Is Publishing to the Microsoft Store Worth It? A Research-Based Analysis

Microsoft Store Distribution Analysis Infographic

The Question Every Windows Developer Asks

If you ship desktop software for Windows, sooner or later you face the decision: do I publish through the Microsoft Store, distribute directly from my own website, or both? The answer is not obvious, and the right call depends on your product, audience, and business model. This article walks through the evidence so you can decide with eyes open.

The Reach Argument

Windows runs on roughly 1.4 billion active devices, by far the largest desktop install base on the planet. The Microsoft Store ships pre-installed on every modern Windows 10 and Windows 11 machine, which in theory makes it a powerful distribution channel. Microsoft has reported that the Store reaches hundreds of millions of monthly active users.

The reality is more nuanced. Most Windows users still find software through a search engine, a vendor website, or a peer recommendation. Store-driven discovery is concentrated around games, big-brand productivity apps, and Microsoft surfaces such as the Start menu and the Edge sidebar.

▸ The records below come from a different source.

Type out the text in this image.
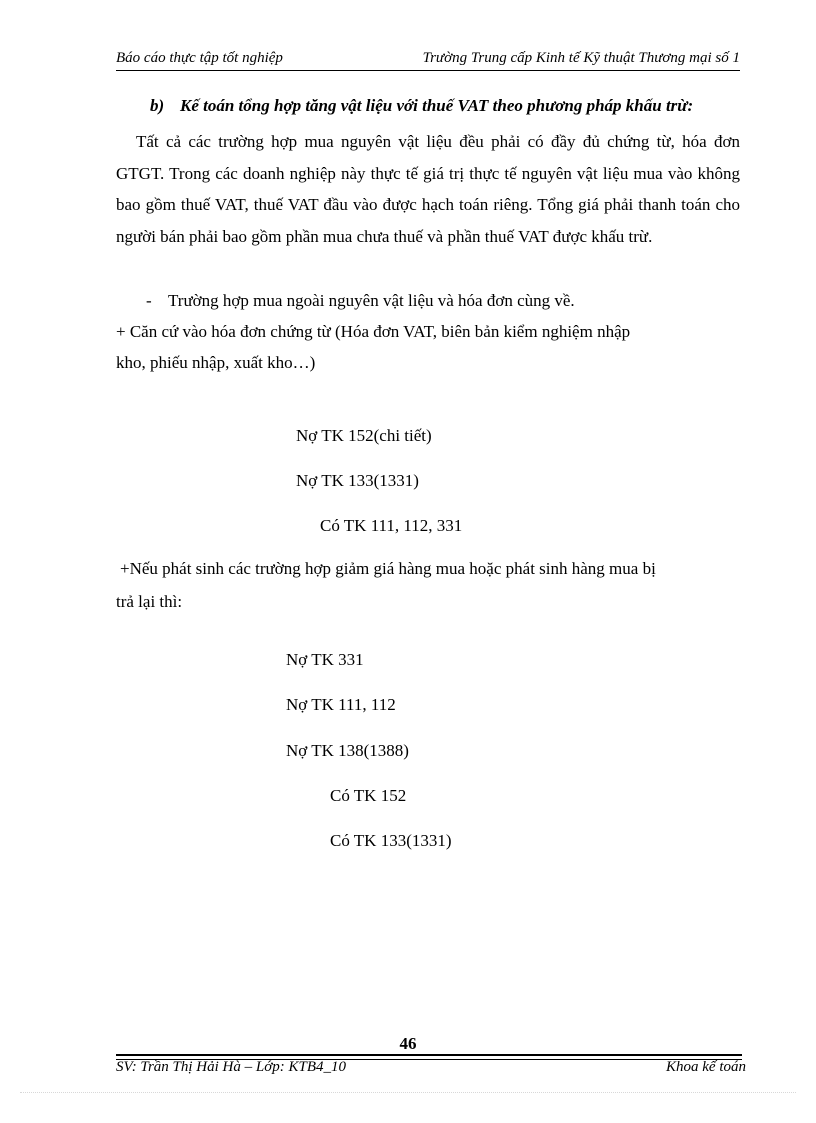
Báo cáo thực tập tốt nghiệp	Trường Trung cấp Kinh tế Kỹ thuật Thương mại số 1
b) Kế toán tổng hợp tăng vật liệu với thuế VAT theo phương pháp khấu trừ:
Tất cả các trường hợp mua nguyên vật liệu đều phải có đầy đủ chứng từ, hóa đơn GTGT. Trong các doanh nghiệp này thực tế giá trị thực tế nguyên vật liệu mua vào không bao gồm thuế VAT, thuế VAT đầu vào được hạch toán riêng. Tổng giá phải thanh toán cho người bán phải bao gồm phần mua chưa thuế và phần thuế VAT được khấu trừ.
- Trường hợp mua ngoài nguyên vật liệu và hóa đơn cùng về.
+ Căn cứ vào hóa đơn chứng từ (Hóa đơn VAT, biên bản kiểm nghiệm nhập
kho, phiếu nhập, xuất kho…)
Nợ TK 152(chi tiết)
Nợ TK 133(1331)
Có TK 111, 112, 331
+Nếu phát sinh các trường hợp giảm giá hàng mua hoặc phát sinh hàng mua bị
trả lại thì:
Nợ TK 331
Nợ TK 111, 112
Nợ TK 138(1388)
Có TK 152
Có TK 133(1331)
46
SV: Trần Thị Hải Hà – Lớp: KTB4_10	Khoa kế toán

Economics: The Best Revenue Split in the Industry

Microsoft made a strategic move several years ago by allowing non-game apps to use their own commerce engine and keep 100% of the revenue. Apps that opt into Microsoft commerce pay a 12% fee, dramatically lower than Apple at 30% or Google at 15-30%. For PC games the cut is 12%. Developer account fees are modest: $19 one-time for individuals, $99 one-time for companies.

What Actually Drives Installs

From conversations with indie developers and published case studies, the patterns are clear. Apps that fit Windows-native workflows such as terminals, file managers and devtools, and apps in well-defined Store categories such as PDF readers, screen capture and system utilities, report meaningful organic install volume. Niche productivity tools that depend on SEO and content marketing tend to see Store installs as a useful supplement rather than a primary channel.

The Win32 Opening

For years the Store was hostile to traditional desktop apps because it required UWP packaging. That changed: the Store now happily accepts MSIX, MSI, and even unpackaged EXE installers. The friction to publish a normal Win32 app is the lowest it has ever been, which has driven a wave of new submissions including community favorites like PowerToys, WinGet packages, and many open-source tools.

Friction Points

Certification can be slow and occasionally opaque. Rejections often come with terse explanations and require trial-and-error. The Store UI has undergone several major redesigns, and analytics tooling lags behind what mobile developers expect. The discovery surface tends to favor big publishers, so do not expect the Store alone to make your app a hit.

The Verdict

Publishing to the Microsoft Store is almost always worth doing as a secondary distribution channel. The cost is low, the revenue terms are excellent, and you gain trust signals such as signed installers and automatic updates that ease enterprise adoption. Expecting the Store to be your primary growth engine is unrealistic for most apps unless you fit a category Microsoft actively curates. Treat it as a high-value supplement to your own marketing and direct-download funnel, and the math works out.